¡Qué razón tenía uno de los grandes oradores de la historia cuando pidió que dejaran a los niños acercarse a él!
No entiendo cómo podemos llegar a minusvalorar a los niños, cuando podemos aprender tanto de ellos. No comprendo cómo podemos estar tan ciegos para no darnos cuenta que los chiquillos tienen la clave para triunfar en cualquier aspecto de la vida. Si un enano de tres años puede ponerse delante, y disfrutar, de un auditorio de ochenta personas mostrando sus habilidades ya sea de baile, de interpretación, o de ser él mismo, ¿no creen que este crío se merece un poco de nuestra atención? Aunque solo sea por pura conveniencia, es de tontos no observar como los niños se enfrentan cada día a innumerables situaciones adversas para aprender de ellos.
¿Cuántas veces un bebé se levanta tras caerse mientras aprende a andar? ¿Cuántas veces se le cae la papilla encima cuando está aprendiendo a comer solo? ¿Cuántas veces se moja de pipí su ropa interior cuando va al baño sin la ayuda de mamá? ¿Cuántas veces intenta meter ese pequeño botón dentro del ojal? ¿Cuántas veces introduce las dos piernecitas en la misma pernera del pantalón porque quiere hacerse mayor?
El niño nunca se cansa de repetir, de seguir intentándolo, los que nos cansamos somos nosotros, los padres. Él sabe, o intuye, que al final lo conseguirá porque tiene una fe ciega en sí mismo, en sus posibilidades. Los niños creen en sí mismos, una gran lección que olvidamos muy pronto los adultos y que nos damos prisa en hacer que los enanos también la olviden.
Paciencia, confianza, valor, empeño, orgullo, alegría. Todas son cualidades necesarias para triunfar en esta vida y precisamente son las que practican todos los días nuestros hijos.
No existe en el mundo ser más perseverante y temerario que un recién nacido. Si utilizáramos de adultos la mitad del esfuerzo que tuvimos que aplicar en su día para andar, por ejemplo, todo lo que nos propusiéramos hacer lo conseguiríamos.

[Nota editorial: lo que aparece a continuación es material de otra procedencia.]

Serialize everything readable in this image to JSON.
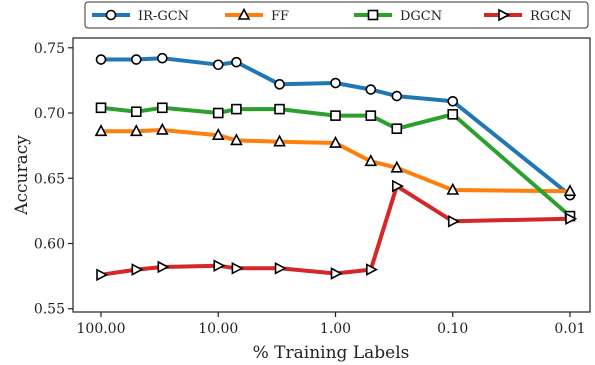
{
  "chart_data": {
    "type": "line",
    "xlabel": "% Training Labels",
    "ylabel": "Accuracy",
    "x_scale": "log-reversed",
    "x": [
      100,
      50,
      30,
      10,
      7,
      3,
      1,
      0.5,
      0.3,
      0.1,
      0.01
    ],
    "xlim": [
      100,
      0.01
    ],
    "ylim": [
      0.55,
      0.75
    ],
    "x_ticks": [
      {
        "value": 100,
        "label": "100.00"
      },
      {
        "value": 10,
        "label": "10.00"
      },
      {
        "value": 1,
        "label": "1.00"
      },
      {
        "value": 0.1,
        "label": "0.10"
      },
      {
        "value": 0.01,
        "label": "0.01"
      }
    ],
    "y_ticks": [
      {
        "value": 0.55,
        "label": "0.55"
      },
      {
        "value": 0.6,
        "label": "0.60"
      },
      {
        "value": 0.65,
        "label": "0.65"
      },
      {
        "value": 0.7,
        "label": "0.70"
      },
      {
        "value": 0.75,
        "label": "0.75"
      }
    ],
    "grid": false,
    "legend_position": "top",
    "series": [
      {
        "name": "IR-GCN",
        "color": "#1f77b4",
        "marker": "circle",
        "values": [
          0.741,
          0.741,
          0.742,
          0.737,
          0.739,
          0.722,
          0.723,
          0.718,
          0.713,
          0.709,
          0.637
        ]
      },
      {
        "name": "FF",
        "color": "#ff7f0e",
        "marker": "triangle-up",
        "values": [
          0.686,
          0.686,
          0.687,
          0.683,
          0.679,
          0.678,
          0.677,
          0.663,
          0.658,
          0.641,
          0.64
        ]
      },
      {
        "name": "DGCN",
        "color": "#2ca02c",
        "marker": "square",
        "values": [
          0.704,
          0.701,
          0.704,
          0.7,
          0.703,
          0.703,
          0.698,
          0.698,
          0.688,
          0.699,
          0.621
        ]
      },
      {
        "name": "RGCN",
        "color": "#d62728",
        "marker": "triangle-right",
        "values": [
          0.576,
          0.58,
          0.582,
          0.583,
          0.581,
          0.581,
          0.577,
          0.58,
          0.644,
          0.617,
          0.619
        ]
      }
    ]
  }
}
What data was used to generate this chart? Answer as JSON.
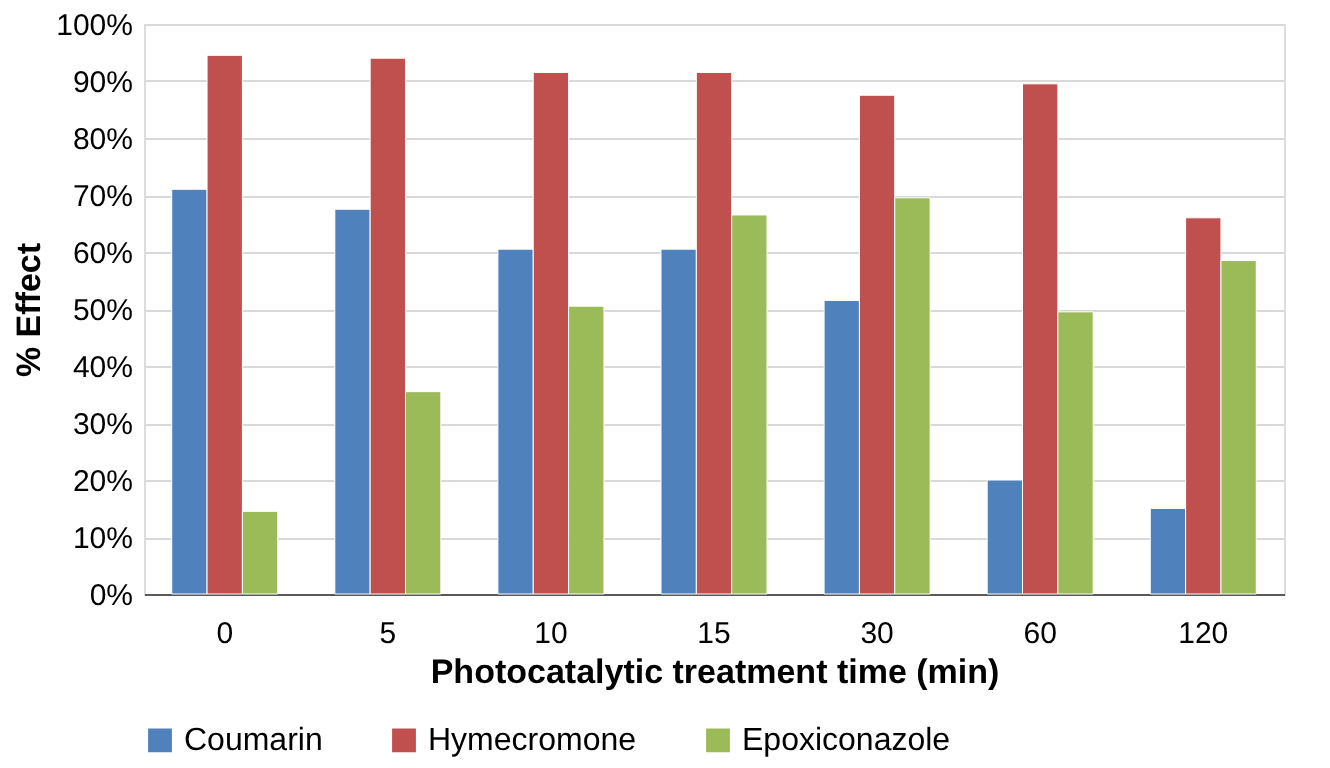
{
  "chart_data": {
    "type": "bar",
    "xlabel": "Photocatalytic treatment time (min)",
    "ylabel": "% Effect",
    "categories": [
      "0",
      "5",
      "10",
      "15",
      "30",
      "60",
      "120"
    ],
    "series": [
      {
        "name": "Coumarin",
        "color": "#4f81bd",
        "values": [
          71,
          67.5,
          60.5,
          60.5,
          51.5,
          20,
          15
        ]
      },
      {
        "name": "Hymecromone",
        "color": "#c0504d",
        "values": [
          94.5,
          94,
          91.5,
          91.5,
          87.5,
          89.5,
          66
        ]
      },
      {
        "name": "Epoxiconazole",
        "color": "#9bbb59",
        "values": [
          14.5,
          35.5,
          50.5,
          66.5,
          69.5,
          49.5,
          58.5
        ]
      }
    ],
    "ylim": [
      0,
      100
    ],
    "yticks": [
      {
        "value": 0,
        "label": "0%"
      },
      {
        "value": 10,
        "label": "10%"
      },
      {
        "value": 20,
        "label": "20%"
      },
      {
        "value": 30,
        "label": "30%"
      },
      {
        "value": 40,
        "label": "40%"
      },
      {
        "value": 50,
        "label": "50%"
      },
      {
        "value": 60,
        "label": "60%"
      },
      {
        "value": 70,
        "label": "70%"
      },
      {
        "value": 80,
        "label": "80%"
      },
      {
        "value": 90,
        "label": "90%"
      },
      {
        "value": 100,
        "label": "100%"
      }
    ],
    "grid": "y",
    "legend": "bottom"
  }
}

Este afán de lucha y de superación, que nos viene innato cuando nacemos, lo vamos perdiendo conforme vamos creciendo. Lo que nos hace más grandes que el resto de los seres vivos, lo perdemos sin más, y encima, ni nos inmutamos.
Y lo más triste de todo esto, es que cuando somos adultos nos damos cuenta de que lo que más necesitamos para sobrevivir en este mundo lo hemos desechado. Hablo de la sinceridad, de la generosidad, del valor, del cariño, de la afectividad, del inconformismo,… todas estas son cualidades que todos hemos tenido en nuestra infancia y que ahora todos deseamos, pero no estamos dispuestos a luchar y trabajar duro para volver a ganarlas. ¿Por qué? Por miedo.
Un niño, no tiene miedo. ¿Puede ser un temerario? Sí, de acuerdo, y ¿qué? Gracias a ello este niño sabe andar, sabe enfrentarse a un auditorio con la misma naturalidad que si estuviera con su madre en el parque.
Cuanto más mayores nos hacemos, creemos que nos volvemos más fuertes, pero estamos equivocados. Somos más valientes en nuestra etapa infantil que en la de adulto, ya que “nuestra mayor debilidad consiste en rendirnos. La forma más segura de triunfar es siempre intentarlo una vez más”, afirma Barry Faber en su libro “12 pilares de la venta”. Y si no lo creen, pregunten a sus respectivas madres.